First attempt. Let $K=\mathrm{Im}\,(\,f)$. If $f$ is not constant, then it is open and hence $$ \Omega\supsetneq K \supsetneq f(\Omega) \supsetneq f(K)\supsetneq\cdots\supsetneq f^{n}(\Omega)\supsetneq f^{n}(K)\supsetneq\cdots. $$ Then if $K_n=f^{n}(K)$, clearly $L=\bigcap f^{n}(\Omega)=\bigcap K_n\ne\varnothing$. It suffices to show that $L$ is a singleton.
Consider the well-defined sequence: $$ f_1=f,\,\,f_{n+1}=f\circ f_{n}, \quad n\in\mathbb N. $$ Clearly, $\{f_n\}$ is a normal family, as they are all bounded, and hence there exists a locally uniformly converging subsequence $f_{n_k}\to g$, where $g: \Omega\to\mathbb C$ holomorphic. As observed in the OP $$ \Omega\supsetneq K \supsetneq f(\Omega) \supsetneq f(K)\supsetneq\cdots\supsetneq f_{n}(\Omega)\supsetneq f_{n}(K)\supsetneq\cdots. $$ Hence, for a limit $g$ of a locally uniformly converging subsequence $\{f_{k_n}\}$, we should have that $$ g(\Omega)\subset L=\bigcap_{n=1}^\infty f_n(\Omega)=\bigcap_{n=1}^\infty f_n(K). $$ Clearly, $L$ is compact, as an intersection of compact sets. We shall now show that $L\subset g(\Omega)$, and hence, as $\Omega$ is connected, due to the Open Mapping Theorem, $g$ is constant and $L$ is a singleton.

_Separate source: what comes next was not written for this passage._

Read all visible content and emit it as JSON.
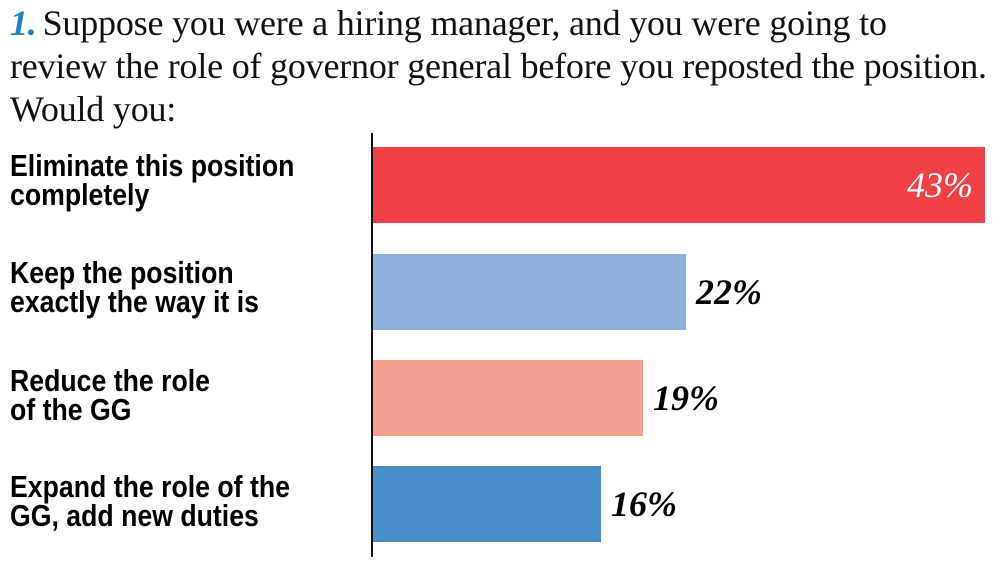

Let $w\in L$. Then, for every $n\in\mathbb N$, there exists a $z_n\in\Omega$, such that $w=f_n(z_n)$. But $f_{n+1}(z_{n+1})=f_{n}\big(f(z_{n+1})\big)$, and hence the sequence $\{z_n\}$ could be chosen so that $\{z_n\}_{n=m+1}^\infty \subset f_m(K)$. Now clearly, $\{z_{k_n}\}$ possesses a converging subsequence $\{z_{\ell_n}\}$, with $z_{\ell_n}\to\zeta_0\in K\subset\Omega$. We have that $$ w=f_{\ell_n}(z_{\ell_n})=\lim_{n\to\infty}f_{\ell_n}(z_{\ell_n})=g(\zeta_0), $$ and hence $w\in g(\Omega)$.
We have shown that $L=\{z_0\}$. Clearly, $\,f(L)=L$, and if $\hat z_0$ were another fixed point, then $\hat z_0 \in L$.